L’ensemble de ces actions renforce l’efficacité des plans de protection de l’atmosphère (PPA) adoptés par les préfets après concertation avec les acteurs locaux dans les zones les plus polluées, et qui sont régulièrement révisés. Le nouveau PPA d’Île-de-France a été approuvé en janvier 2018, l’enquête publique du projet de PPA de la vallée de l’Arve s’est achevée en janvier 2019 et la révision des PPA de la région PACA a été annoncé. Ces derniers mois, des mesures renforcées ont été prises ou annoncées : 

- le plan de rénovation énergétique des bâtiments a été adopté le 26 avril 2018. Il prévoit notamment, pour la rénovation du parc tertiaire public, de mobiliser le grand plan d’investissement à hauteur de 1 Mds€ supplémentaire pour la rénovation des cités administratives, et 3 Mds€ pour les projets de rénovation des collectivités, le déploiement d’aides à l’ingénierie, l’encouragement des contrats de performance énergétique, ou le soutien à la massification ; 

- dans le secteur industriel, la France soutient activement l’adoption des textes relatifs aux meilleures techniques disponibles, qui se traduisent par des baisses régulières des émissions ; - le projet de loi de finances pour 2019 crée un dispositif de suramortissement destiné à soutenir les investissements des armateurs dans des navires à énergies propres ;

- le Gouvernement a présenté le 14 septembre 2018 son « plan vélo et mobilités actives » qui prévoit notamment, en complément de la dotation de soutien à l’investissement local qui peut soutenir les projets des collectivités de mobilités alternatives à la voiture individuelle, la création d’un fonds national « mobilité actives », d’un montant de 350 M€, visant à soutenir, accélérer et amplifier les projets de création d’axes cyclables structurants dans les collectivités ; 

- l’appel à projets « Vélo et territoires », opéré par l’ADEME, permet ainsi aux territoires d’anticiper la mise en œuvre de ce fonds national, et plus généralement de soutenir les collectivités territoriales, notamment les agglomérations moyennes, dans la définition de leur politique cyclable ;

- le 8 octobre 2018, 15 villes et métropoles se sont engagées à déployer ou à renforcer une zone à faibles émissions sur leur territoire d’ici fin 2020.L’État s’est engagé à apporter son soutien aux territoires dans le cadre de leurs travaux préparatoires et à mettre en place les mesures réglementaires nécessaires pour permettre un développement et un fonctionnement efficaces des zones ; 

- le 14 novembre 2018, le Premier ministre a annoncé le doublement de la prime à la conversion pour les 20 % des ménages les plus modestes et pour les actifs non imposables qui roulent plus de 60 km par jour pour aller au travail, 300 000 primes ont été sollicitées en 2018 ; 

- le projet de loi d’orientation des mobilités, présenté en Conseil des ministres le 26 novembre 2018, apportera par ailleurs de nouveaux outils aux collectivités pour faciliter le développement des nouvelles mobilités, comme le covoiturage domicile-travail.

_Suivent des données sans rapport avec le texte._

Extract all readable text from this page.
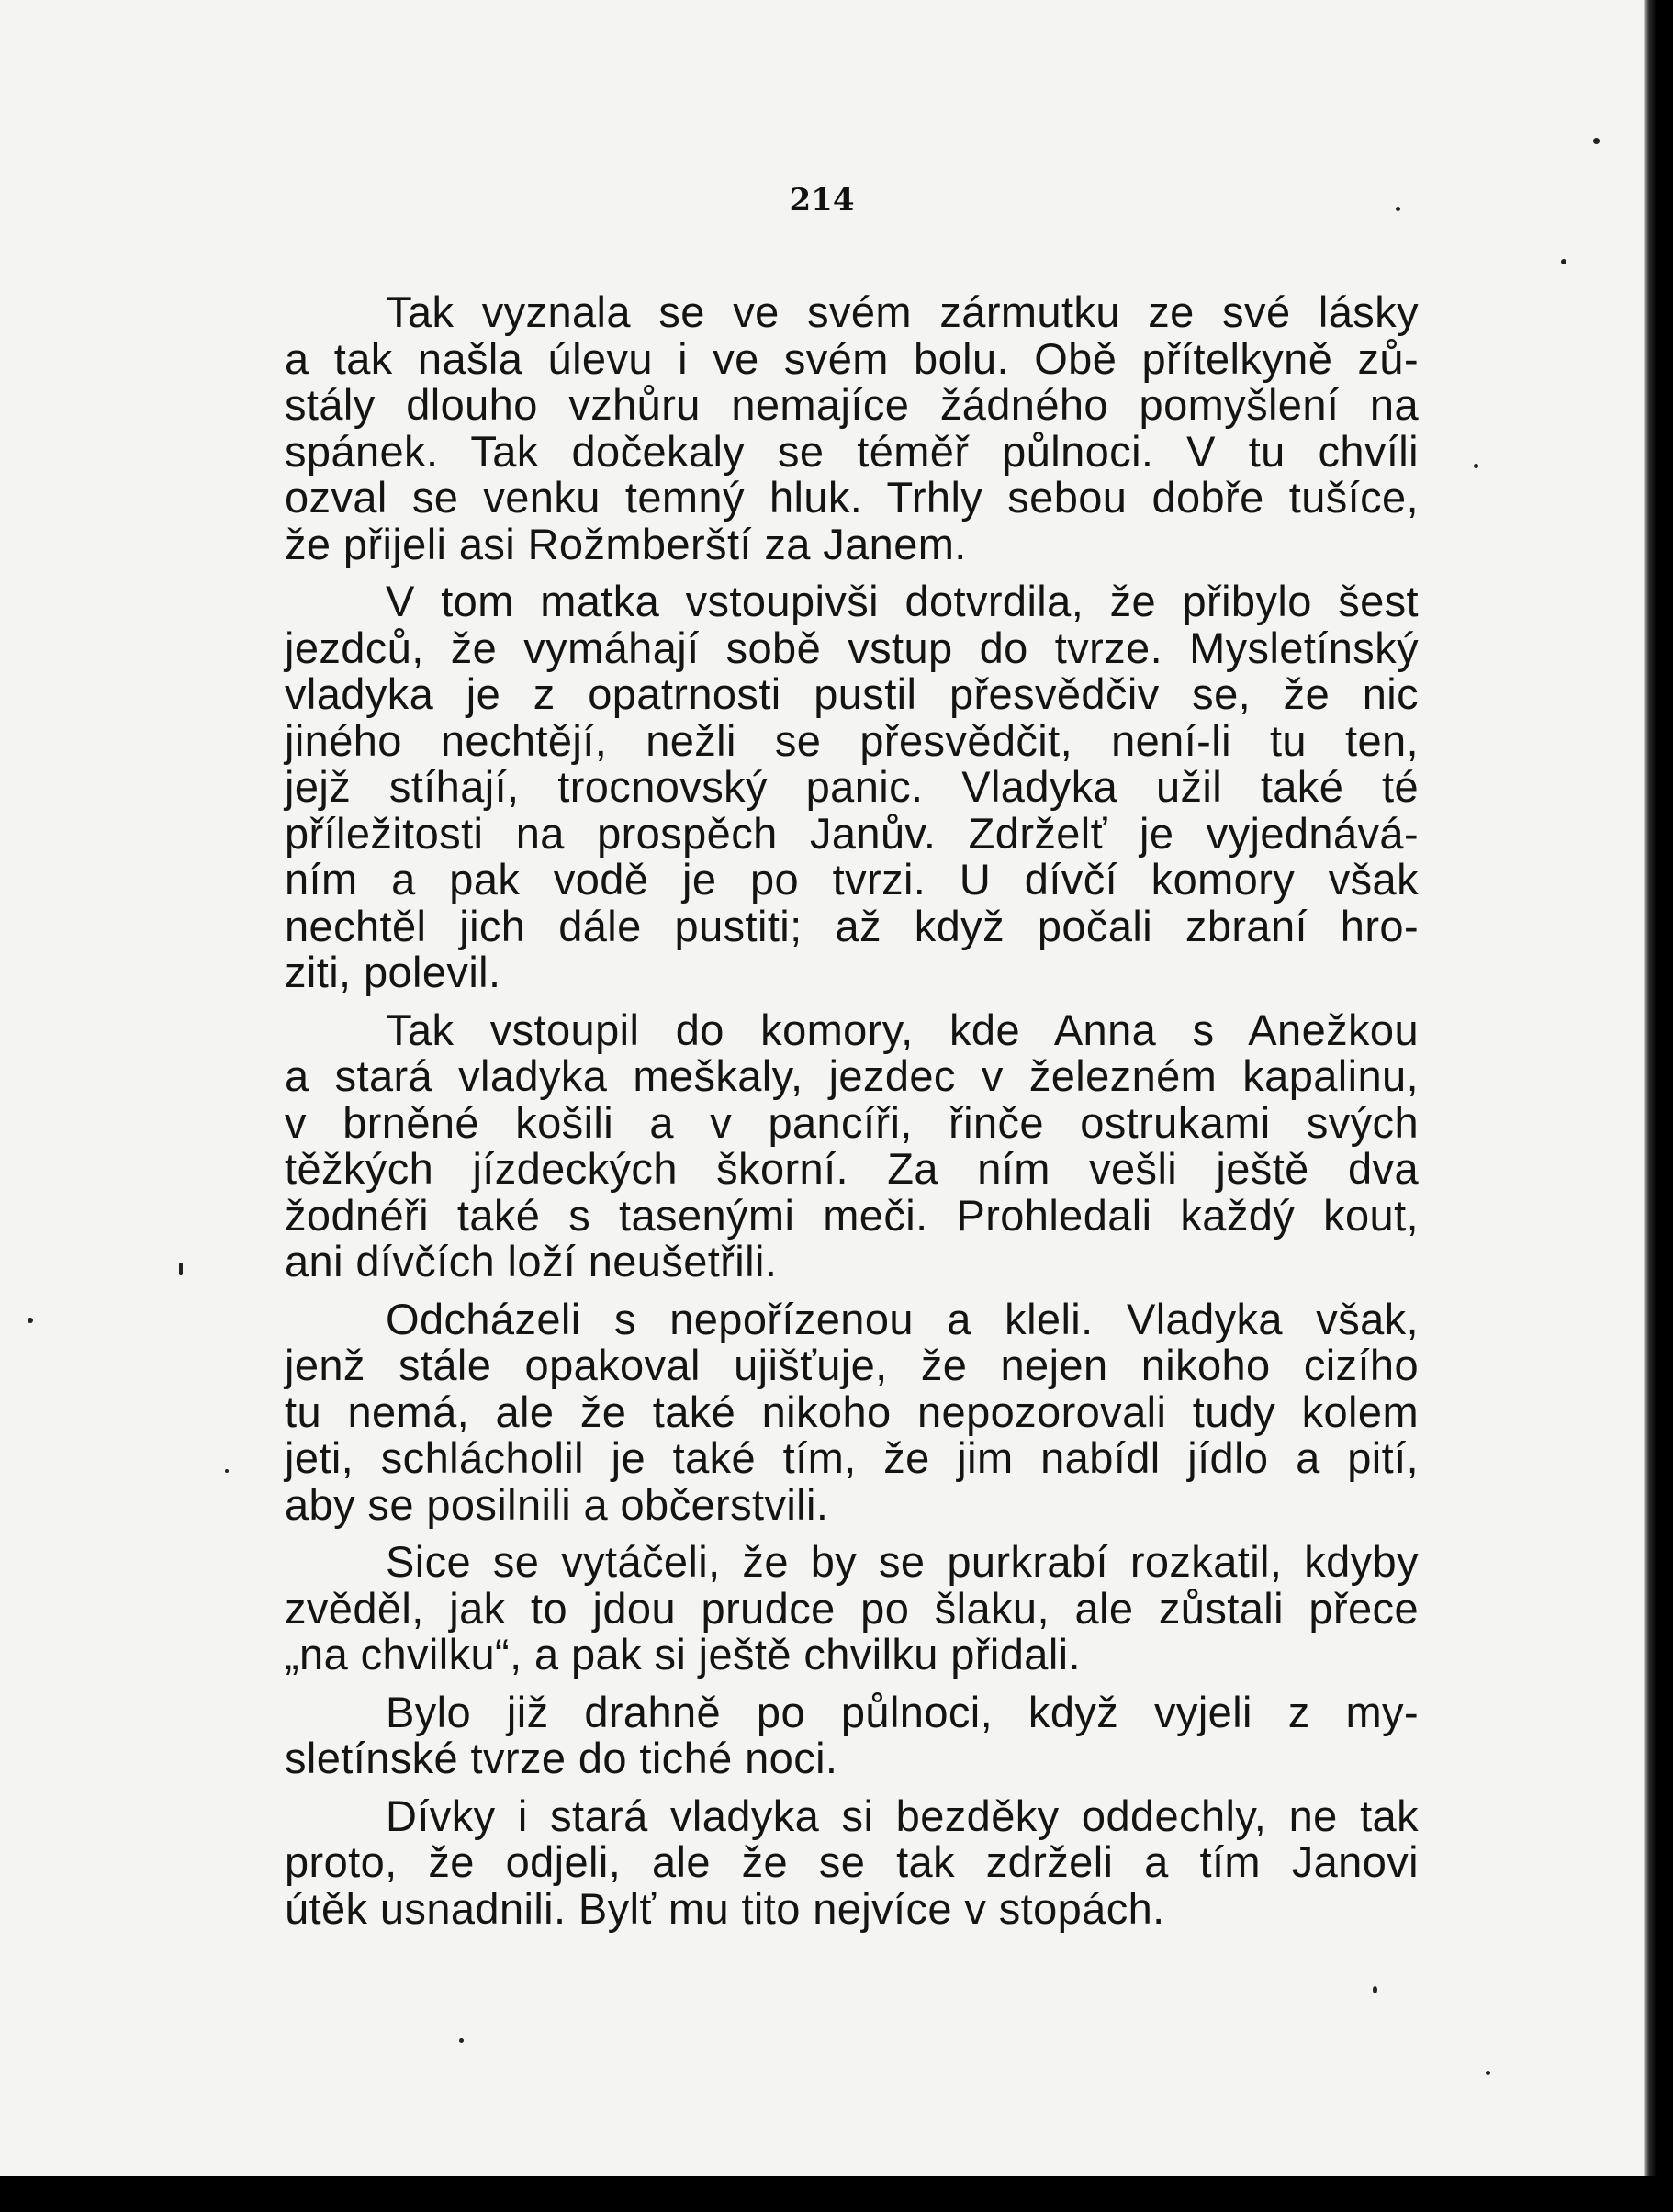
214
Tak vyznala se ve svém zármutku ze své lásky
a tak našla úlevu i ve svém bolu. Obě přítelkyně zů-
stály dlouho vzhůru nemajíce žádného pomyšlení na
spánek. Tak dočekaly se téměř půlnoci. V tu chvíli
ozval se venku temný hluk. Trhly sebou dobře tušíce,
že přijeli asi Rožmberští za Janem.
V tom matka vstoupivši dotvrdila, že přibylo šest
jezdců, že vymáhají sobě vstup do tvrze. Mysletínský
vladyka je z opatrnosti pustil přesvědčiv se, že nic
jiného nechtějí, nežli se přesvědčit, není-li tu ten,
jejž stíhají, trocnovský panic. Vladyka užil také té
příležitosti na prospěch Janův. Zdrželť je vyjednává-
ním a pak vodě je po tvrzi. U dívčí komory však
nechtěl jich dále pustiti; až když počali zbraní hro-
ziti, polevil.
Tak vstoupil do komory, kde Anna s Anežkou
a stará vladyka meškaly, jezdec v železném kapalinu,
v brněné košili a v pancíři, řinče ostrukami svých
těžkých jízdeckých škorní. Za ním vešli ještě dva
žodnéři také s tasenými meči. Prohledali každý kout,
ani dívčích loží neušetřili.
Odcházeli s nepořízenou a kleli. Vladyka však,
jenž stále opakoval ujišťuje, že nejen nikoho cizího
tu nemá, ale že také nikoho nepozorovali tudy kolem
jeti, schlácholil je také tím, že jim nabídl jídlo a pití,
aby se posilnili a občerstvili.
Sice se vytáčeli, že by se purkrabí rozkatil, kdyby
zvěděl, jak to jdou prudce po šlaku, ale zůstali přece
„na chvilku“, a pak si ještě chvilku přidali.
Bylo již drahně po půlnoci, když vyjeli z my-
sletínské tvrze do tiché noci.
Dívky i stará vladyka si bezděky oddechly, ne tak
proto, že odjeli, ale že se tak zdrželi a tím Janovi
útěk usnadnili. Bylť mu tito nejvíce v stopách.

Elle permettra par exemple à tous les employeurs privés et publics de contribuer aux frais de déplacement domicile-travail à vélo ou en covoiturage de leurs salariés sur une base forfaitaire jusqu’à 400 €/an en franchise d’impôt et de cotisations sociales. Cette contribution, appelée « Forfait mobilité durable » remplacera l’indemnité kilométrique vélo mise en place jusqu’à ce jour.